Your client (be they internal or external) will need to decide what handsets to support, and you then need to base your decision on supported handsets.
It's not entirely impossible that you'll have to ship versions in different programming languages, which may make code reuse more "challenging". It all depends on your requirements. Nobody on this site can tell you what they are :)
It really depends on what you're trying to do.
Java, whilst ubiqutious does have speed disadvantages. Also it's not "write once, run anywhere" as it is on the desktop space, as different manufactureres, even different devices have different sub-sets of java installed each with differening inclusions of APIs.
Using native code is going to be more efficient, whilst more difficult to port. It provides a more direct representation of the devices capabilities without the sandboxing of a VMs Apis.
Alternatively, you could use a language like C which whilst isn't strictly portable, will have implemenations on many devices with minor tweaks to make, whilst retaining a lot of the speed beenifts of such a language. (OpenC on S60/Symbian), C on Palm etc.
It depends on what you see as the future of the the mobile space. If the iPhone turns out to be as popular as the iPod, then no, Java probably wouldn't be the best choice.
One thing to consider is that at some point there may no longer be such thing as an iPod Nano, perhaps the Touch will be the only iPod available. In that case, every single iPod out would support Apple's iPhone OS and the number of iPhone OS mobile devices would far exceed those of Java.
Five years from now perhaps "Cocoa vs. Android" will be the new Mac vs. PC. In that case, Java could be just as good as Cocoa.
The only reason I can think of is that you wouldn't need a Java runtime on the target device.
Palm, for instance, allows you to code in C and talk directly to the OS routines in ROM. The C code compiles directly to the machine language without needing a runtime.
before one can provide a speculative answer to such a trivial question there are other variables that need be answered. What kind of phone application does one want to develop.
e.g. you can use xhtml for something that does not need to connect to the phones' core features.
and when you need to connect to the phone software or hardware you have can use java,python,c++,windows mobile or the new kid on the block android.
Java is the best if you want to support multiple phones, however J2ME is a limited environment.
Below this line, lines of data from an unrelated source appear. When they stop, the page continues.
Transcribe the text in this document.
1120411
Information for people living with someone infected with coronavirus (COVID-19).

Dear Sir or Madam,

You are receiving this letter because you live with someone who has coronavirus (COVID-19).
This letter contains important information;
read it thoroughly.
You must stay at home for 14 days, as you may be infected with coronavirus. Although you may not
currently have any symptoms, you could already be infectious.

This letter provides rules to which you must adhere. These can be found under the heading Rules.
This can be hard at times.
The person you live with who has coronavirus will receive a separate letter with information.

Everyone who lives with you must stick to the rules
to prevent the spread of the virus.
If you are doing homebrew development then develop for whatever your own phone uses, for commercial development then Java is the most widespread (and there are companies that can port Java to other platforms).
One of the advantages of using native code is your are closer to the hardware, on a mobile phone this means you might be able to take advantage of features which are not exposed to the virtual machine upon which your Java application is running, the promise of Android is that everything is a lot more exposed that it is with a typical Java Mobile implementation
Best is to go to nokia, apple microsoft or google web sites or whaterver and see what developer tools and resources are available and choose the one you want to develop for all of them are very good as good mobile app developers can help increase their market share.
Depends on what Application you are trying to write.
If its a simple service / data provider I would use HTML and CSS via a framework like
jqTouch, jQuery Mobile, or http://www.sencha.com/ as these will run on mostsmart phones and you can package them into a binary app using something like http://www.phonegap.com/ this will allow for sliding, GPS, local file storage using HTML5
If you need to a database, motion sensing, bluetooth, game type application then you could look at
http://monotouch.net/
http://monodroid.net/
That lets you write c# .net code and deploy onto any platform do you should be covered for windows mobile, android and iPhone.